Namely, over the past few years the issue of climate change, given the seriousness of the situation, has been the subject of growing debate and decision-making. One of the consequences of climate change, but also of excessive human consumption, is precisely the lack of water. With that in mind, it should be noted that the human right to safe drinking water was first recognized by the UN General Assembly and the Human Rights Council in 2010.
Countries that have already experienced water shortages include China, India, Mexico and the United States. Moreover, it is estimated that water scarcity will affect the lives of as many as 5 billion people by 2050, which is not too far in the future. In addition, the dearth of clean air also cranks up demand on clean water. Water scarcity can lead to mass migrations, triggering further repercussions that manifest in the form of smaller or larger conflicts.
In this context, water scarcity would inevitably impact business in many industries. One of the basic laws of economics applies here, so when there is limited supply, the price of the product rises. Therefore, it is only normal that concerns about where water prices are headed in the future have prompted the market to seek a quick fix.
The fix was found in futures contracts. Futures contracts are contracts in which the sides agree on the purchase or sale of goods at a certain point in the future, and at a predetermined price.

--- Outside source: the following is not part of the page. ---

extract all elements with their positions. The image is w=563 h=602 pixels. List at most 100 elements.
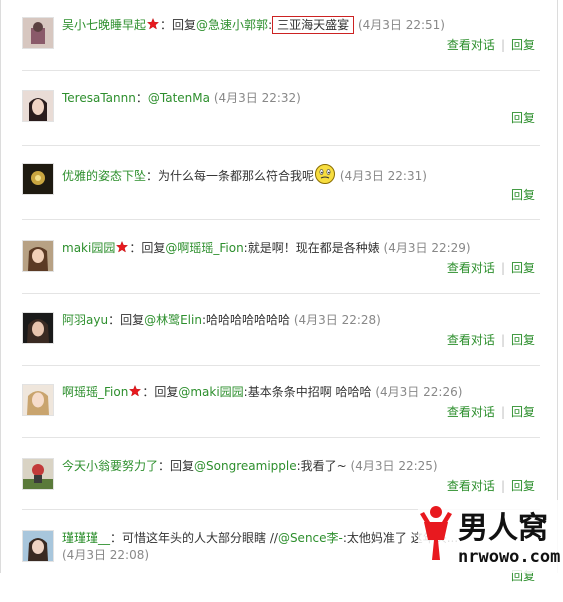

This means that such contracts allow for the risk to be hedged, because the price has already been agreed, and will not fluctuate later with the variable factors that would have an impact on the price. For the record, water has never been traded like this before.
For example, drought would definitely be one of the factors that would drive the price of water up. Under these contracts the agreed price would not change, regardless of the fact that there is a drought somewhere. The conclusion of such contracts is a necessity whose very existence is conditioned by water. In addition, the conclusion of this type of contract is also much more favorable for consumers who would undoubtedly bear the brunt “first-hand”, in terms of price hikes of products or services related to these businesses.

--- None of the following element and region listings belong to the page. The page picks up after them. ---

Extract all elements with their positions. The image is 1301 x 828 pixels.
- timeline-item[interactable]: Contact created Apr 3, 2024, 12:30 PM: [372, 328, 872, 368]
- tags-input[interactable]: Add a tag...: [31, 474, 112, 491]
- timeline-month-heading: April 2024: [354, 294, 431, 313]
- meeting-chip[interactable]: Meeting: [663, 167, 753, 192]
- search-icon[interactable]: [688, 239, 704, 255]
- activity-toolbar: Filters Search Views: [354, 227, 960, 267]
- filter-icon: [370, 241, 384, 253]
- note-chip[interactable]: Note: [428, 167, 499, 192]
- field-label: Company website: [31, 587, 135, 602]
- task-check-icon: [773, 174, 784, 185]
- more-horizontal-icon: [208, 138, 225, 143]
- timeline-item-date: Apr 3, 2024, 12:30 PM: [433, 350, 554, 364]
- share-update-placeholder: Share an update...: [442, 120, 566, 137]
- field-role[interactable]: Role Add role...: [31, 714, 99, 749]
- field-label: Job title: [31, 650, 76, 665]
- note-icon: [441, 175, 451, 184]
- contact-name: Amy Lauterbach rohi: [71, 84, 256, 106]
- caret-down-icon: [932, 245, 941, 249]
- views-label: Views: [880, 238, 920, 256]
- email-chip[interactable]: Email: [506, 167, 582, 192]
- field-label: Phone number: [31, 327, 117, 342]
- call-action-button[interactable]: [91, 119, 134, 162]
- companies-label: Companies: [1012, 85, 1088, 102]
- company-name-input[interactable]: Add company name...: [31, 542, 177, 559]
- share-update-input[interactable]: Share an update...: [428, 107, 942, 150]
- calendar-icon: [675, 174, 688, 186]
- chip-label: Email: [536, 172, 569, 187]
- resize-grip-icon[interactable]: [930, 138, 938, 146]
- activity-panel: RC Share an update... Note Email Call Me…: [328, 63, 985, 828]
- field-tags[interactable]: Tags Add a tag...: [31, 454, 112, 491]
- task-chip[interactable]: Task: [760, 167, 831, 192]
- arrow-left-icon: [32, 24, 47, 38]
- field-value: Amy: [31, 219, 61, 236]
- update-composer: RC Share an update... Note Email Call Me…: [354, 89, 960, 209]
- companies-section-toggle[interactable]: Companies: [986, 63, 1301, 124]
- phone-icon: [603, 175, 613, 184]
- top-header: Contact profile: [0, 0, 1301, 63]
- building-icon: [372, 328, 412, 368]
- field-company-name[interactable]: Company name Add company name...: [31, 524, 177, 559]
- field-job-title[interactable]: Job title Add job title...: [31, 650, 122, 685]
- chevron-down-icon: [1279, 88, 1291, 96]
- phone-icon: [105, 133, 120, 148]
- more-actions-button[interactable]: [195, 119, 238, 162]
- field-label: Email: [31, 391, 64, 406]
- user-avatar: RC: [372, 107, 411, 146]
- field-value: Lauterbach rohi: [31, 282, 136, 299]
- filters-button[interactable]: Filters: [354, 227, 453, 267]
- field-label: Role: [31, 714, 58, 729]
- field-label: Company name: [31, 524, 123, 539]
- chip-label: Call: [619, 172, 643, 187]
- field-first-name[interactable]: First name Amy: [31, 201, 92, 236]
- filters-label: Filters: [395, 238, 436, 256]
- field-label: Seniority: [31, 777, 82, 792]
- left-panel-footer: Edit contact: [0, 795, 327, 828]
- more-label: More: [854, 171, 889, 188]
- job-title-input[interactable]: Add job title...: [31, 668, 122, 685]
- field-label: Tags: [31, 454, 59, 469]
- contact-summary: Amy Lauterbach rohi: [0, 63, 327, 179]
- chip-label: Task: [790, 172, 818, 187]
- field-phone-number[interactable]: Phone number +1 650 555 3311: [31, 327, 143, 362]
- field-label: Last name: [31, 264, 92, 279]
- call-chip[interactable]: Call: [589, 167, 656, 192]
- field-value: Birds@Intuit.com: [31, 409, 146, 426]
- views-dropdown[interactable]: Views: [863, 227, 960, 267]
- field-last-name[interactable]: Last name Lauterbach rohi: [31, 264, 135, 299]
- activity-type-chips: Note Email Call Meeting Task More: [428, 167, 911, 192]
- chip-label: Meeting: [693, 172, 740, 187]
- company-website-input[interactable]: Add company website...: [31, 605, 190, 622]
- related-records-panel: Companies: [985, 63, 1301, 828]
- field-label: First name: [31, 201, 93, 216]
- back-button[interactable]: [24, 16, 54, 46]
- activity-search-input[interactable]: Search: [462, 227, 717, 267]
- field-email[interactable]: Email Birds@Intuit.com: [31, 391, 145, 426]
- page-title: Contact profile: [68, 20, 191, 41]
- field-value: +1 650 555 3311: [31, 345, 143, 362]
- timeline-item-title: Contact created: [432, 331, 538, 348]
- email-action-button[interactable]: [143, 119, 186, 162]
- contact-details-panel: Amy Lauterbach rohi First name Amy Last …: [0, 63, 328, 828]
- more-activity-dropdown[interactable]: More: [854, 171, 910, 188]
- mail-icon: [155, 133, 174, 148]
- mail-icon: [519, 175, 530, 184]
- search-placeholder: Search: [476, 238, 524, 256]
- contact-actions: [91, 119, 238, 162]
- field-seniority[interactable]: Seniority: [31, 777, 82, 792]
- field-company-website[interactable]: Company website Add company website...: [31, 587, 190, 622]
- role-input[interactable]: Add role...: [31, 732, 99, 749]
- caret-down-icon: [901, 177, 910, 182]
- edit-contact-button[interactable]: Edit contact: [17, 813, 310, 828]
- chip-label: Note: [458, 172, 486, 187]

However, there is some skepticism as to whether futures actually reduce or increase risk when it comes to water as a traded good. A United Nations expert expressed concerns over the creation of the world’s first water futures market, saying it invite speculation from financiers who would trade it like other commodities such as gold and oil.
Concerns about the (non) existence of a sufficient volume inevitably exist due to other factors, such as population growth. In a way, trading water heightens this concern as it creates another risk in terms of sufficient volumes of water.

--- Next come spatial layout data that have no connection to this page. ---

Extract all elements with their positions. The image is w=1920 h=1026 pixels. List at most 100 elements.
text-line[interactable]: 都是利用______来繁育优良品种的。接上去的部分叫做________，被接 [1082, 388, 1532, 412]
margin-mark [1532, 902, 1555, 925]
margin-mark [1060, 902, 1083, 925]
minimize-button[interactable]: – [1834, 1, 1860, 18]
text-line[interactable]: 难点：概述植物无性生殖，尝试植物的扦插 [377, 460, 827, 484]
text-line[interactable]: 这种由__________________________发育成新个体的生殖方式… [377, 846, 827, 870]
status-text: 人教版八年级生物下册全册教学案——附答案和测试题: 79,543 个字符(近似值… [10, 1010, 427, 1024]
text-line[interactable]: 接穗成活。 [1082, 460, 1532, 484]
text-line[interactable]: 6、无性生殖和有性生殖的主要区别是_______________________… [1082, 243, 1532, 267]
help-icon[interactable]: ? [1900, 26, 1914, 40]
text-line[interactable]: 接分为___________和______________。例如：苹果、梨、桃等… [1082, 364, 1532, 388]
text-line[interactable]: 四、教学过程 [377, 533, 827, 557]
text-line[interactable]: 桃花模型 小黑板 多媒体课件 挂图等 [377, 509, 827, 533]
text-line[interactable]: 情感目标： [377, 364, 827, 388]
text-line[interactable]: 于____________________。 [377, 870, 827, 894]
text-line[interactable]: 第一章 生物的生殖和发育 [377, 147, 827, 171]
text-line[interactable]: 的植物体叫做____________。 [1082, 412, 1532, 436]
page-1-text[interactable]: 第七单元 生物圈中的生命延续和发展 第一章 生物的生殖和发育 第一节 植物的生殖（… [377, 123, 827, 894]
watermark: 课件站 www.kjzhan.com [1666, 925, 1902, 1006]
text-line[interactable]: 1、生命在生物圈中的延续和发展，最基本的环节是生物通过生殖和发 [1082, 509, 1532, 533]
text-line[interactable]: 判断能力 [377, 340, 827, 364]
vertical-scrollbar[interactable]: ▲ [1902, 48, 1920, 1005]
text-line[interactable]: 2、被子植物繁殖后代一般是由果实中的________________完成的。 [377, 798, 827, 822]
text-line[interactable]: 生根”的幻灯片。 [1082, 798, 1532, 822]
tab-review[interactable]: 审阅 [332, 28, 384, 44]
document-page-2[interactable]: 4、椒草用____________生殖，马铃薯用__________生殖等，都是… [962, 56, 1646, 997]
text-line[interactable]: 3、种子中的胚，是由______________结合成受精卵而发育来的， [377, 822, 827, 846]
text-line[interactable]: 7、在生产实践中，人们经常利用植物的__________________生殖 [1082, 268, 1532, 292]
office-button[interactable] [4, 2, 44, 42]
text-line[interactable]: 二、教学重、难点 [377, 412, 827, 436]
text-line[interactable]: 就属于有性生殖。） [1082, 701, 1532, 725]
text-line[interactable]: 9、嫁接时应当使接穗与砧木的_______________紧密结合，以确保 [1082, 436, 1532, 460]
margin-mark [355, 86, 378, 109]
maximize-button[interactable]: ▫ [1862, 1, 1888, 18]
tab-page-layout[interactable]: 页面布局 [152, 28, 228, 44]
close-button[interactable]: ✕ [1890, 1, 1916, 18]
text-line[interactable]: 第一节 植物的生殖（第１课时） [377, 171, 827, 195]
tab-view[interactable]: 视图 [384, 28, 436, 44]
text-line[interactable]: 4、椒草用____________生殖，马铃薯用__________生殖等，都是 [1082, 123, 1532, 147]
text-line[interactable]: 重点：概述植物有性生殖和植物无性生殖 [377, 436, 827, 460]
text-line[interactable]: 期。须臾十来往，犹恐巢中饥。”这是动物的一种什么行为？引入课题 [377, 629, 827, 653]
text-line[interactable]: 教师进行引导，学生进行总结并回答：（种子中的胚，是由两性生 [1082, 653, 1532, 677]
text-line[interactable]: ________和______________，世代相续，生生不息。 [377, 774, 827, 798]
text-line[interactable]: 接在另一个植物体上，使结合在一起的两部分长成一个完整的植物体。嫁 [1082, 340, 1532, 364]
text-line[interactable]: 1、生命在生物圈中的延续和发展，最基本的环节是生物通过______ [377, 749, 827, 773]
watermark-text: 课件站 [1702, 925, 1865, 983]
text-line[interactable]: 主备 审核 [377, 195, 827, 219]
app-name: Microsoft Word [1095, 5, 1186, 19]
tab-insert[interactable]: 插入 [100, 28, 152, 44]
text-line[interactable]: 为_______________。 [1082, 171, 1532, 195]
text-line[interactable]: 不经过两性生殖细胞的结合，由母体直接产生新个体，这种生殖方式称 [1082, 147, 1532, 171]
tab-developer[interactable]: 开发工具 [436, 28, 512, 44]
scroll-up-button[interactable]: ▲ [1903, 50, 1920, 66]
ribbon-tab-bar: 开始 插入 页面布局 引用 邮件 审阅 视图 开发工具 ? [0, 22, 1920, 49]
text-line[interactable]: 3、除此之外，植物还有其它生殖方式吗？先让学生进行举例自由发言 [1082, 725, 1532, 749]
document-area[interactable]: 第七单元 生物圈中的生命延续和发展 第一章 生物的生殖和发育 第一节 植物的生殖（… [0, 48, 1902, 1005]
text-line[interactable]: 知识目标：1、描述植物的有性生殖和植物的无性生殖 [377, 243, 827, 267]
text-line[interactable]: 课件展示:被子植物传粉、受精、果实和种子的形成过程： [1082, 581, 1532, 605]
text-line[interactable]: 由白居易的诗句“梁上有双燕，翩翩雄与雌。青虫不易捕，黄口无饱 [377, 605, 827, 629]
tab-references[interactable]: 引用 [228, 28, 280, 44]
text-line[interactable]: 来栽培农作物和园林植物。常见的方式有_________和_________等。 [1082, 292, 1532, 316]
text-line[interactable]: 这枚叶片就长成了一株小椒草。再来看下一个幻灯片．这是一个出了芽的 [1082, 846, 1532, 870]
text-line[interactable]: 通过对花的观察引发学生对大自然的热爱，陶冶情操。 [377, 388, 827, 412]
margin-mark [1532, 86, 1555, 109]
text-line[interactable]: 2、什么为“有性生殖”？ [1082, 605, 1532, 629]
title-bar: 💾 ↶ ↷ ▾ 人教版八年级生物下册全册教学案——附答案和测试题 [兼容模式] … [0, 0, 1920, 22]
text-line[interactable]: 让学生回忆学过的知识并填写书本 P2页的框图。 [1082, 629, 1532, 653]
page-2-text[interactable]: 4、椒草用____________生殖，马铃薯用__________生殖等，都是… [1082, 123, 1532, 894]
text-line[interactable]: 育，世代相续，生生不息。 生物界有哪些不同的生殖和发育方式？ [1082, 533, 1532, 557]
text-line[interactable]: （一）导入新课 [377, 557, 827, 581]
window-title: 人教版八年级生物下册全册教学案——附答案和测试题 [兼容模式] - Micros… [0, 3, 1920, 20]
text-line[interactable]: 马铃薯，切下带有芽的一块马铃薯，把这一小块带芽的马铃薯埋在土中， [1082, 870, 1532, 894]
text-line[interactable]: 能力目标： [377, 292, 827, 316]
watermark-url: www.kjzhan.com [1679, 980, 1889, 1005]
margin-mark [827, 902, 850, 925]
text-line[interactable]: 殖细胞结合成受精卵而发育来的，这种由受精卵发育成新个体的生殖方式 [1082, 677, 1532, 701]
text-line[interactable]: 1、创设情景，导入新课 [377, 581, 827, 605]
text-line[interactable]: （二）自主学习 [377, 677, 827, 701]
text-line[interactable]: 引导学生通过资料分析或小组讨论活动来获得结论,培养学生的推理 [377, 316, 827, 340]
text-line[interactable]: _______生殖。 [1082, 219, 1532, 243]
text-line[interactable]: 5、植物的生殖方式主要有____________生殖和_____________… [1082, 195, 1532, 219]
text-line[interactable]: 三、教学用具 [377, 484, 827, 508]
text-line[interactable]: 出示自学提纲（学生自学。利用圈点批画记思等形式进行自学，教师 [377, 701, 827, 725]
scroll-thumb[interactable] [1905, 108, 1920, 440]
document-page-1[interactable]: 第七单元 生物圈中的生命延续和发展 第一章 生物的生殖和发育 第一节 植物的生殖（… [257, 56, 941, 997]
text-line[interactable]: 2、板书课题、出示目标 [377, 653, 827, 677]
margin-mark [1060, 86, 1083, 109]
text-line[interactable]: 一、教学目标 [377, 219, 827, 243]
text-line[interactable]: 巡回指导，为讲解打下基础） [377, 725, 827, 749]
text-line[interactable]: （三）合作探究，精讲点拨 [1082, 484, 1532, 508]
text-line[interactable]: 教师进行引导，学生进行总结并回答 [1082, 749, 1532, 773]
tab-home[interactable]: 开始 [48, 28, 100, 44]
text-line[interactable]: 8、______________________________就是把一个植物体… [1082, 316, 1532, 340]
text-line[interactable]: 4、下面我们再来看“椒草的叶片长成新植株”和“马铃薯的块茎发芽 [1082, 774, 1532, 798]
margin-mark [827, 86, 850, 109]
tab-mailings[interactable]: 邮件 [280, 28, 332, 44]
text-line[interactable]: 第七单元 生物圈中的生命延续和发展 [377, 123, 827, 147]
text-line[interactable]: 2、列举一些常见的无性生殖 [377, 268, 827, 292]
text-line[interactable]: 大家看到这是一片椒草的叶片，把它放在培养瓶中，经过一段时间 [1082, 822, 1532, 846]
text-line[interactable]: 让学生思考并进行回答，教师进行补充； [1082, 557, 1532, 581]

Critics of water futures argue that the necessity of water for human life is so great that it is absurd to put a price on water as if were just another good. In this context, the importance of water as a resource during a global pandemic puts other resources necessary for survival under the spotlight.
Thus, the issues surrounding and criticisms levelled at this type of futures have, on the one hand, one might say, a moral and solidarity aspect, while on the other is the economic treatment of public goods.
Leaving aside climate change and the fear that is evident where natural resources are concerned (otherwise, these futures would not exist), we must mention that this could be a very interesting opportunity for investors who want to diversify their portfolio. Return on investment is expected to be very high in the future.
Given the innovation in the approach brought by futures when it comes to trading water, it is not possible to say anything with certainty for now. It is our duty to keep an eye on the situation as it unfolds, in the hope that futures bring greater stability and actually allay concerns about water as an essential commodity that is crucial for both the economy and ourselves.